Das Amtsgericht Butzbach ist vom Rechnungshof in die Liste derjenigen Gerichte aufgenommen worden, die nicht mehr notwendig sind, um eine bürgernahe „Versorgung“ zu gewährleisten.Auf der anderen Seite – das muss man wissen – ist das Amtsgericht Butzbach schon lange nur noch ein Rumpf-Amtsgericht, weil das Handelsregister und das Familiengericht bereits beim Amtsgericht Friedberg ressortieren. Das hat man offensichtlich nicht beachtet. Staatsminister Stefan Grüttner hat deshalb bei seiner Verkündigung hier im Dezember-Plenum erklärt, das Amtsgericht Butzbach würde vollständig in das Amtsgericht Gießen eingegliedert.

Das ist offensichtlich nicht besonders klug gewesen,um es höflich auszudrücken, weil wenige Tage später vor Ort eine Diskussion begann. Man sagte: Nein, das geht nicht, wir müssen das Gebiet aufteilen. – Es gab dann die zweite Lösungsvariante, dass Ober-Mörlen und Rockenberg dem Amtsgerichtsbezirk Friedberg, und Butzbach und Münzenberg dem Amtsgerichtsbezirk Gießen zugeteilt werden.

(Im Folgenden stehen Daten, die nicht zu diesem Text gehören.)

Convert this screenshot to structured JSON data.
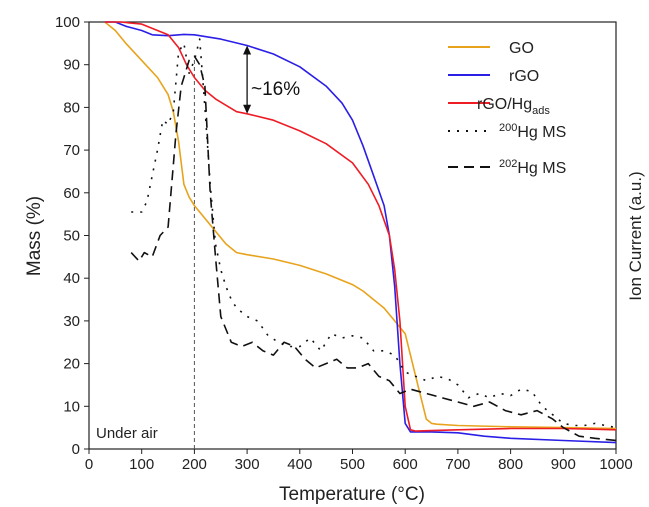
{
  "chart_data": {
    "type": "line",
    "xlabel": "Temperature (°C)",
    "ylabel": "Mass (%)",
    "y2label": "Ion Current (a.u.)",
    "xlim": [
      0,
      1000
    ],
    "ylim": [
      0,
      100
    ],
    "xticks": [
      "0",
      "100",
      "200",
      "300",
      "400",
      "500",
      "600",
      "700",
      "800",
      "900",
      "1000"
    ],
    "yticks": [
      "0",
      "10",
      "20",
      "30",
      "40",
      "50",
      "60",
      "70",
      "80",
      "90",
      "100"
    ],
    "grid": false,
    "legend_position": "top-right",
    "series": [
      {
        "name": "GO",
        "color": "#e8a31c",
        "style": "solid",
        "x": [
          30,
          50,
          70,
          100,
          130,
          150,
          160,
          170,
          180,
          190,
          200,
          220,
          240,
          260,
          280,
          300,
          350,
          400,
          450,
          500,
          520,
          540,
          560,
          580,
          600,
          620,
          640,
          650,
          660,
          700,
          800,
          900,
          1000
        ],
        "y": [
          100,
          98,
          95,
          91,
          87,
          83,
          79,
          72,
          62,
          59,
          57,
          54,
          51,
          48,
          46,
          45.5,
          44.5,
          43,
          41,
          38.5,
          37,
          35,
          33,
          30,
          27,
          17,
          7,
          6,
          5.8,
          5.5,
          5.2,
          5,
          4.8
        ]
      },
      {
        "name": "rGO",
        "color": "#2b1fe6",
        "style": "solid",
        "x": [
          30,
          50,
          70,
          100,
          120,
          150,
          180,
          200,
          250,
          300,
          350,
          400,
          450,
          480,
          500,
          520,
          540,
          560,
          570,
          580,
          590,
          600,
          610,
          620,
          650,
          700,
          750,
          800,
          900,
          1000
        ],
        "y": [
          100,
          100,
          99,
          98,
          97,
          96.8,
          97.1,
          97,
          96,
          94.5,
          92.5,
          89.5,
          85,
          81,
          77,
          71,
          64,
          57,
          50,
          38,
          20,
          6,
          4,
          4,
          4,
          3.8,
          3,
          2.5,
          2,
          1.5
        ]
      },
      {
        "name": "rGO/Hg_ads",
        "color": "#ee1c25",
        "style": "solid",
        "x": [
          30,
          60,
          100,
          130,
          150,
          170,
          185,
          200,
          220,
          240,
          260,
          280,
          300,
          350,
          400,
          450,
          500,
          530,
          550,
          570,
          580,
          590,
          600,
          610,
          620,
          650,
          700,
          800,
          900,
          1000
        ],
        "y": [
          100,
          100,
          99.5,
          98,
          97,
          94,
          90,
          87,
          84,
          82,
          80.5,
          79,
          78.5,
          77,
          74.5,
          71.5,
          67,
          62,
          57,
          50,
          42,
          30,
          10,
          4.5,
          4.2,
          4.3,
          4.5,
          4.8,
          4.8,
          4.5
        ]
      },
      {
        "name": "²⁰⁰Hg MS",
        "color": "#111111",
        "style": "dotted",
        "x": [
          80,
          100,
          110,
          120,
          130,
          140,
          150,
          160,
          170,
          180,
          190,
          200,
          210,
          220,
          230,
          240,
          250,
          260,
          270,
          280,
          300,
          320,
          340,
          360,
          380,
          400,
          420,
          440,
          460,
          480,
          500,
          520,
          540,
          560,
          580,
          600,
          620,
          640,
          660,
          680,
          700,
          720,
          740,
          760,
          780,
          800,
          820,
          840,
          860,
          880,
          900,
          920,
          940,
          960,
          1000
        ],
        "y": [
          55.5,
          55.5,
          58,
          64,
          70,
          77,
          76,
          79,
          93,
          95,
          88,
          91,
          96,
          80,
          62,
          48,
          42,
          38,
          35,
          33,
          31,
          30,
          26.5,
          25,
          24,
          24,
          26,
          23,
          27,
          26,
          26.5,
          26,
          23,
          23,
          22,
          18,
          17,
          16,
          17,
          16.5,
          15,
          12,
          13,
          12,
          13,
          12.5,
          14,
          13.5,
          10,
          8,
          6,
          5.5,
          5.5,
          6,
          5
        ]
      },
      {
        "name": "²⁰²Hg MS",
        "color": "#111111",
        "style": "dashed",
        "x": [
          80,
          95,
          105,
          120,
          135,
          150,
          165,
          175,
          180,
          190,
          200,
          210,
          220,
          230,
          240,
          250,
          270,
          290,
          310,
          330,
          350,
          370,
          390,
          410,
          430,
          450,
          470,
          490,
          510,
          530,
          550,
          570,
          590,
          610,
          640,
          670,
          700,
          730,
          760,
          790,
          820,
          850,
          880,
          900,
          930,
          960,
          1000
        ],
        "y": [
          46,
          44,
          46,
          45,
          50,
          52,
          74,
          85,
          87,
          91,
          92,
          90,
          85,
          60,
          45,
          31,
          25,
          24,
          25,
          23,
          22,
          25,
          24,
          21,
          19,
          20,
          21,
          19,
          19,
          20,
          17,
          16,
          13,
          14,
          13,
          12,
          11,
          10,
          11,
          9,
          8,
          9,
          7,
          5,
          3,
          2.5,
          2
        ]
      }
    ],
    "annotations": {
      "delta_label": "~16%",
      "delta_x": 300,
      "delta_y_top": 94.5,
      "delta_y_bottom": 78.5,
      "condition_label": "Under air",
      "vline_x": 200
    }
  }
}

Das wäre ein vernünftiger Schritt gewesen, weil, wie gesagt, eine Vielzahl von Tätigkeiten, die die Menschen betreffen, die im Amtsgerichtsbezirk Butzbach wohnen, sowieso schon in Friedberg angesiedelt sind.

Jetzt hat man – das mag man begrüßen oder nicht – eine dritte Variante gewählt und das Amtsgericht Butzbach dem Amtsgericht Friedberg eingegliedert. Ich will gar nicht bewerten, ob die Entscheidung richtig oder falsch ist. Ich wollte Ihnen an diesem Beispiel nur deutlich machen, dass es hier ein wenig Durcheinander gegeben hat. So plant man eigentlich nicht. Dann braucht man sich nämlich nicht zu wundern, dass es eine große Verwirrung und Verärgerung in der Anwaltschaft gibt, dass es eine große Verwirrung und Verärgerung bei den Mitarbeitern gibt und dass die Bürger uns sowieso nicht mehr abnehmen, was wir tun.

Herr Kollege Dr. Jürgens, ich bitte aber, in der Diskussion auch auf der anderen Seiten nichts falsch zu machen. Sie

haben ungeprüft eine Äußerung übernommen, von der nicht klar ist, wer sie geprägt hat, und die offensichtlich falsch ist. Sie haben hier gesagt, pro Jahr gebe es 350 Vorführungen aus den Justizvollzugsanstalten Butzbach und Rockenberg. Das ist schlicht falsch. Es existiert die Behauptung, diese Zahl habe ein Richter am Amtsgericht Butzbach ermittelt; er habe sich irgendwann einmal hingesetzt und Strichlisten gemacht.